NYX is a repudiation of Cliff’s Notes cold distillation. “I’m not gonna EXPLAIN (Spoiler - click to show)Alien to you,” sez NYX. “Imma speed run it for you.” Framed as a last transmission from a doomed spaceship with a single player choice, it packs an entire dramatic arc into an insanely tight time frame, with an earned choice of diverse denouments. To me though, this was not the most interesting thing about it.

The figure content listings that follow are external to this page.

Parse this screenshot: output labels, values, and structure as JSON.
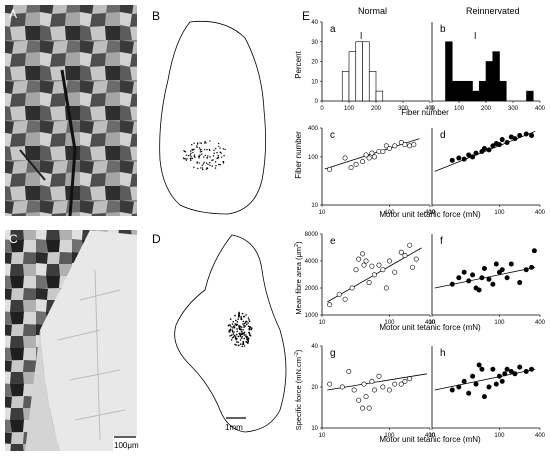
{
  "panel_letters": {
    "A": "A",
    "B": "B",
    "C": "C",
    "D": "D",
    "E": "E"
  },
  "scale_bars": {
    "micro": "100μm",
    "outline": "1mm"
  },
  "columns": {
    "normal": "Normal",
    "reinnervated": "Reinnervated"
  },
  "subpanel_letters": {
    "a": "a",
    "b": "b",
    "c": "c",
    "d": "d",
    "e": "e",
    "f": "f",
    "g": "g",
    "h": "h"
  },
  "axes": {
    "percent_label": "Percent",
    "fiber_number_xlabel": "Fiber number",
    "fiber_number_ylabel": "Fiber number",
    "force_xlabel": "Motor unit tetanic force (mN)",
    "area_ylabel": "Mean fibre area (μm",
    "area_ylabel_sup": "2",
    "area_ylabel_end": ")",
    "specific_ylabel": "Specific force (mN.cm",
    "specific_ylabel_sup": "-2",
    "specific_ylabel_end": ")",
    "hist_x_ticks": [
      "0",
      "100",
      "200",
      "300",
      "400"
    ],
    "hist_y_ticks": [
      "0",
      "10",
      "20",
      "30",
      "40"
    ],
    "force_ticks": [
      "10",
      "100",
      "400"
    ],
    "fiber_ticks": [
      "10",
      "100",
      "400"
    ],
    "area_ticks": [
      "1000",
      "2000",
      "4000",
      "8000"
    ],
    "specific_ticks": [
      "10",
      "20",
      "40"
    ]
  },
  "colors": {
    "filled": "#000000",
    "open": "#ffffff",
    "line": "#000000"
  },
  "chart_data": [
    {
      "id": "a",
      "type": "bar",
      "xlabel": "Fiber number",
      "ylabel": "Percent",
      "ylim": [
        0,
        40
      ],
      "xlim": [
        0,
        400
      ],
      "bins": [
        [
          75,
          100
        ],
        [
          100,
          125
        ],
        [
          125,
          150
        ],
        [
          150,
          175
        ],
        [
          175,
          200
        ],
        [
          200,
          225
        ]
      ],
      "values": [
        15,
        25,
        30,
        30,
        15,
        5
      ],
      "mean": 145
    },
    {
      "id": "b",
      "type": "bar",
      "xlabel": "Fiber number",
      "ylabel": "Percent",
      "ylim": [
        0,
        40
      ],
      "xlim": [
        0,
        400
      ],
      "bins": [
        [
          50,
          75
        ],
        [
          75,
          100
        ],
        [
          100,
          125
        ],
        [
          125,
          150
        ],
        [
          150,
          175
        ],
        [
          175,
          200
        ],
        [
          200,
          225
        ],
        [
          225,
          250
        ],
        [
          250,
          275
        ],
        [
          350,
          375
        ]
      ],
      "values": [
        30,
        10,
        10,
        10,
        5,
        10,
        20,
        25,
        10,
        5
      ],
      "mean": 160
    },
    {
      "id": "c",
      "type": "scatter",
      "scale": "log-log",
      "xlabel": "Motor unit tetanic force (mN)",
      "ylabel": "Fiber number",
      "xlim": [
        10,
        400
      ],
      "ylim": [
        10,
        400
      ],
      "marker": "open",
      "x": [
        13,
        22,
        27,
        32,
        40,
        45,
        50,
        55,
        60,
        70,
        80,
        90,
        100,
        120,
        150,
        170,
        200,
        230
      ],
      "y": [
        55,
        95,
        60,
        70,
        80,
        110,
        95,
        120,
        100,
        130,
        130,
        170,
        150,
        170,
        200,
        180,
        170,
        180
      ],
      "fit": [
        [
          11,
          56
        ],
        [
          280,
          240
        ]
      ]
    },
    {
      "id": "d",
      "type": "scatter",
      "scale": "log-log",
      "xlabel": "Motor unit tetanic force (mN)",
      "ylabel": "Fiber number",
      "xlim": [
        10,
        400
      ],
      "ylim": [
        10,
        400
      ],
      "marker": "filled",
      "x": [
        20,
        25,
        30,
        35,
        40,
        45,
        55,
        60,
        70,
        80,
        90,
        100,
        110,
        130,
        150,
        170,
        200,
        250,
        300
      ],
      "y": [
        85,
        95,
        90,
        110,
        100,
        120,
        130,
        150,
        140,
        170,
        190,
        180,
        230,
        200,
        260,
        240,
        280,
        300,
        280
      ],
      "fit": [
        [
          11,
          50
        ],
        [
          340,
          340
        ]
      ]
    },
    {
      "id": "e",
      "type": "scatter",
      "scale": "log-log",
      "xlabel": "Motor unit tetanic force (mN)",
      "ylabel": "Mean fibre area",
      "xlim": [
        10,
        400
      ],
      "ylim": [
        1000,
        8000
      ],
      "marker": "open",
      "x": [
        13,
        18,
        22,
        28,
        32,
        35,
        40,
        42,
        45,
        50,
        55,
        60,
        70,
        80,
        90,
        100,
        120,
        150,
        170,
        200,
        220,
        250
      ],
      "y": [
        1300,
        1700,
        1500,
        2000,
        3200,
        4200,
        4800,
        3600,
        4000,
        2300,
        3500,
        2800,
        3600,
        3200,
        2000,
        4000,
        3000,
        5000,
        4600,
        6000,
        3400,
        4200
      ],
      "fit": [
        [
          12,
          1400
        ],
        [
          300,
          5600
        ]
      ]
    },
    {
      "id": "f",
      "type": "scatter",
      "scale": "log-log",
      "xlabel": "Motor unit tetanic force (mN)",
      "ylabel": "Mean fibre area",
      "xlim": [
        10,
        400
      ],
      "ylim": [
        1000,
        8000
      ],
      "marker": "filled",
      "x": [
        20,
        25,
        30,
        35,
        40,
        45,
        50,
        55,
        60,
        70,
        80,
        90,
        100,
        110,
        130,
        150,
        200,
        250,
        300,
        330
      ],
      "y": [
        2200,
        2600,
        3000,
        2400,
        2800,
        2000,
        1900,
        2600,
        3300,
        2500,
        2200,
        3700,
        3000,
        3200,
        2600,
        3700,
        2300,
        3200,
        3400,
        5200
      ],
      "fit": [
        [
          11,
          2000
        ],
        [
          340,
          3400
        ]
      ]
    },
    {
      "id": "g",
      "type": "scatter",
      "scale": "log-log",
      "xlabel": "Motor unit tetanic force (mN)",
      "ylabel": "Specific force",
      "xlim": [
        10,
        400
      ],
      "ylim": [
        10,
        40
      ],
      "marker": "open",
      "x": [
        13,
        20,
        25,
        30,
        35,
        40,
        42,
        45,
        50,
        55,
        60,
        70,
        80,
        100,
        120,
        150,
        170,
        200
      ],
      "y": [
        21,
        20,
        26,
        19,
        16,
        14,
        21,
        17,
        14,
        22,
        19,
        24,
        20,
        19,
        21,
        21,
        22,
        23
      ],
      "fit": [
        [
          12,
          19
        ],
        [
          360,
          25
        ]
      ]
    },
    {
      "id": "h",
      "type": "scatter",
      "scale": "log-log",
      "xlabel": "Motor unit tetanic force (mN)",
      "ylabel": "Specific force",
      "xlim": [
        10,
        400
      ],
      "ylim": [
        10,
        40
      ],
      "marker": "filled",
      "x": [
        20,
        25,
        30,
        35,
        40,
        45,
        50,
        55,
        60,
        70,
        80,
        90,
        100,
        110,
        120,
        130,
        150,
        170,
        200,
        250,
        300
      ],
      "y": [
        19,
        20,
        22,
        18,
        24,
        21,
        29,
        27,
        17,
        20,
        27,
        21,
        24,
        22,
        25,
        27,
        26,
        25,
        28,
        26,
        27
      ],
      "fit": [
        [
          11,
          19
        ],
        [
          340,
          27
        ]
      ]
    }
  ]
}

I am a fan of this genre, this story’s most obvious inspiration, this subculture, and this author. There was NO chance I wasn’t going to like this. What I found most noteworthy though was the prose. Here’s why. Early on, the protagonist makes the well-known observation ‘we should send poets, not engineers, to space.’ Leaving aside the driveby on engineers there, have you READ THIS AUTHOR BEFORE? I mean, there is no one else I would send into space!! They have got to be on the launch shortlist, once NASA validates the poetry priority. Which made it so impressive to me that the voice for this work was exactly as aliterary as the work claimed. Chameleon-like, the author delivers a protagonist’s voice that is consistently, believably workmanlike and technical, which sold the story that much more solidly. It’s almost unfair and, given how DISTINCTIVE their most flourishing prose is, astonishing it is done this well. So sure, delivers punch in tight package, interesting alternative arcs, bla bla bla. Still, the RANGE of authorial voice is the compelling part. That was my big takeaway.

That, and the importance of self-destruct subsystems.